My sheets at my parents place are clean. No braveheart but I can paint myself, yell "freedom", and sword fight you with my cock. So come over.
Just soaked up some whiskey with a paper towel and then squeezed it into a cup for consumption. New low.
I think we should urban dictionary "drive of shame." It involves a sprint to your car in his underwear and shirt, surreptitiously trying to put on your bra on at stoplights without attracting attention from neighboring cars, and lurking in your car a block from home so you can know when your roommate leaves for work.
I just saw a girl walking up the hill with a little red wagon full of booze... I want to be in her study group.
My mom and I were trying to explain to my sister what an uncircumcised penis looks like. We had some minor disagreements.
He just slept in my bed for a couple hours and asked lots of questions about gay sex. No, I do not have his number.
Stripperoke is exactly what it sounds...
Facebook stalking ex-girlfriends who went to rehab. This is my life.
The fact that there are multiple ex-girlfriends who have been to rehab concerns me
Oh Julie took your pants off last night, I put your pajama bottoms on, and Rachel took your bra off. It takes a village.
Emoji's do wonders when you actually have nothing at all to say..
At least is you came to Milwaukee to visit me you'd get the best mind blowing sex of your life and free wifi. Who doesn't want free wifi!

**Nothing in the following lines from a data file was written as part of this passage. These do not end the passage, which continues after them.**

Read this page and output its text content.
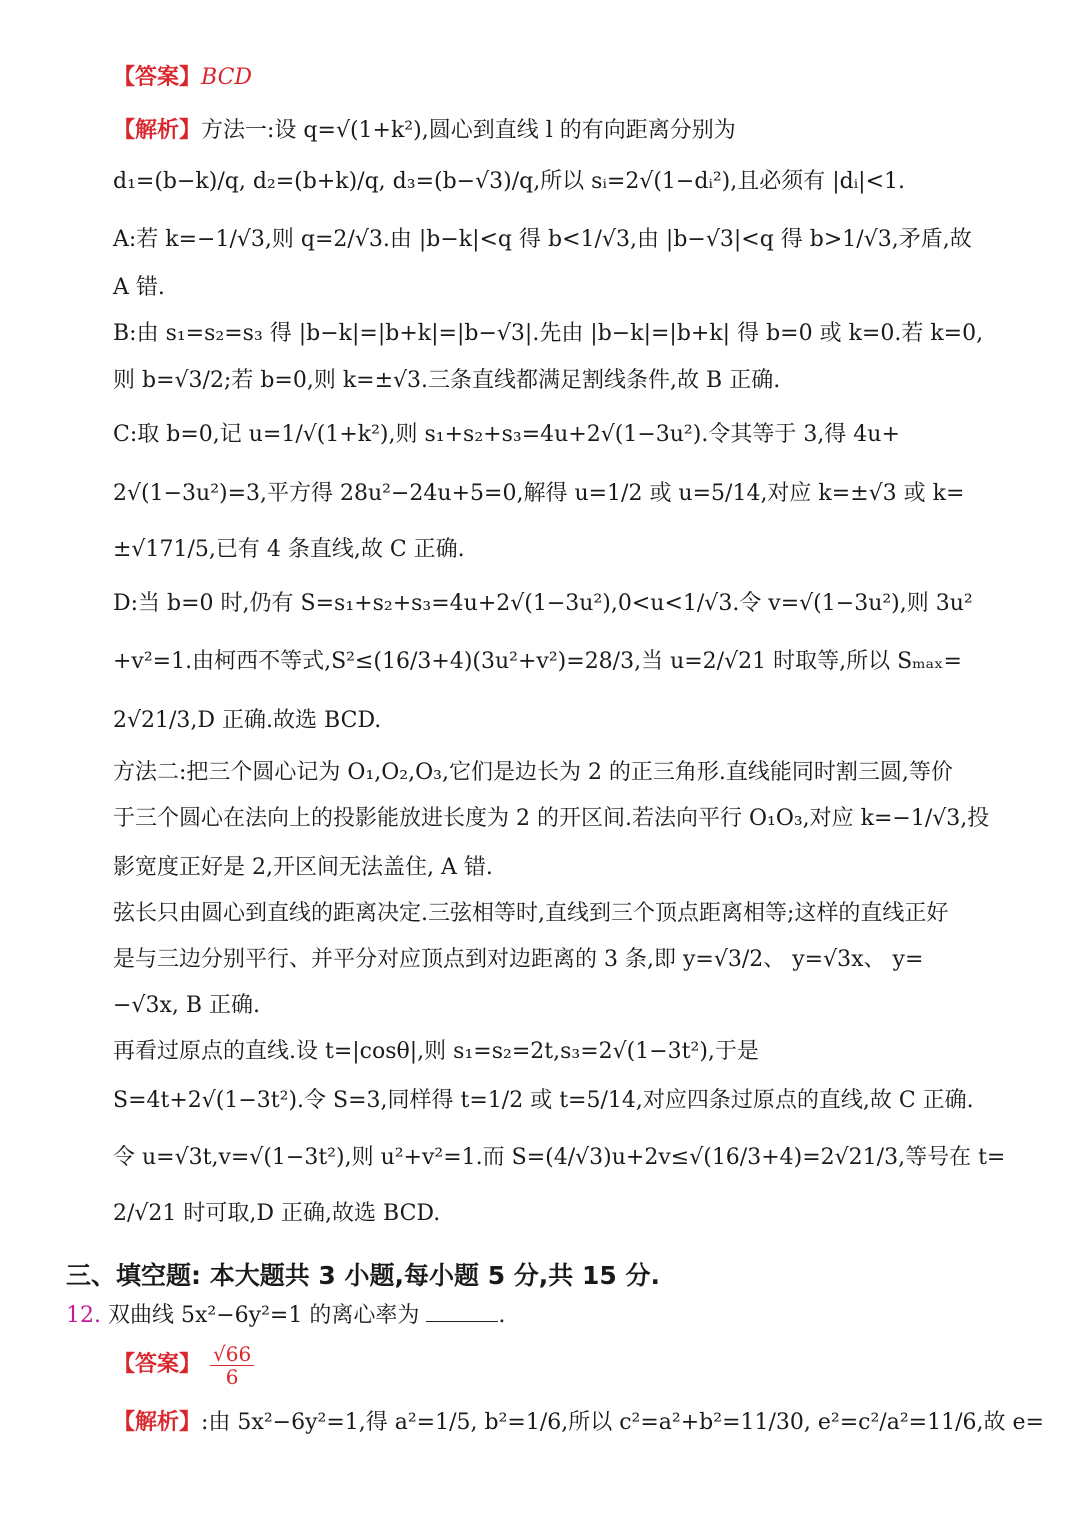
【答案】BCD
【解析】方法一:设 q=√(1+k²),圆心到直线 l 的有向距离分别为
d₁=(b−k)/q, d₂=(b+k)/q, d₃=(b−√3)/q,所以 sᵢ=2√(1−dᵢ²),且必须有 |dᵢ|<1.
A:若 k=−1/√3,则 q=2/√3.由 |b−k|<q 得 b<1/√3,由 |b−√3|<q 得 b>1/√3,矛盾,故
A 错.
B:由 s₁=s₂=s₃ 得 |b−k|=|b+k|=|b−√3|.先由 |b−k|=|b+k| 得 b=0 或 k=0.若 k=0,
则 b=√3/2;若 b=0,则 k=±√3.三条直线都满足割线条件,故 B 正确.
C:取 b=0,记 u=1/√(1+k²),则 s₁+s₂+s₃=4u+2√(1−3u²).令其等于 3,得 4u+
2√(1−3u²)=3,平方得 28u²−24u+5=0,解得 u=1/2 或 u=5/14,对应 k=±√3 或 k=
±√171/5,已有 4 条直线,故 C 正确.
D:当 b=0 时,仍有 S=s₁+s₂+s₃=4u+2√(1−3u²),0<u<1/√3.令 v=√(1−3u²),则 3u²
+v²=1.由柯西不等式,S²≤(16/3+4)(3u²+v²)=28/3,当 u=2/√21 时取等,所以 Sₘₐₓ=
2√21/3,D 正确.故选 BCD.
方法二:把三个圆心记为 O₁,O₂,O₃,它们是边长为 2 的正三角形.直线能同时割三圆,等价
于三个圆心在法向上的投影能放进长度为 2 的开区间.若法向平行 O₁O₃,对应 k=−1/√3,投
影宽度正好是 2,开区间无法盖住, A 错.
弦长只由圆心到直线的距离决定.三弦相等时,直线到三个顶点距离相等;这样的直线正好
是与三边分别平行、并平分对应顶点到对边距离的 3 条,即 y=√3/2、 y=√3x、 y=
−√3x, B 正确.
再看过原点的直线.设 t=|cosθ|,则 s₁=s₂=2t,s₃=2√(1−3t²),于是
S=4t+2√(1−3t²).令 S=3,同样得 t=1/2 或 t=5/14,对应四条过原点的直线,故 C 正确.
令 u=√3t,v=√(1−3t²),则 u²+v²=1.而 S=(4/√3)u+2v≤√(16/3+4)=2√21/3,等号在 t=
2/√21 时可取,D 正确,故选 BCD.
三、填空题: 本大题共 3 小题,每小题 5 分,共 15 分.
12. 双曲线 5x²−6y²=1 的离心率为	.
【答案】 $\frac{√66}{6}$
【解析】:由 5x²−6y²=1,得 a²=1/5, b²=1/6,所以 c²=a²+b²=11/30, e²=c²/a²=11/6,故 e=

In the morning when you read your texts, just fyi you showed up at my house drunk off your ass and shoe less and demanded I go to the bar. You need Jesus.
Literally.... Guy kissing himself in mirror in this hotel elevator
i should probably stop doing things just because i think they’re funny. i’m not going to.
Going back to our hometown to help Gramma move. Thinking we should see if we can fuck on the desk of the homophobic coach who first introduced us while in town.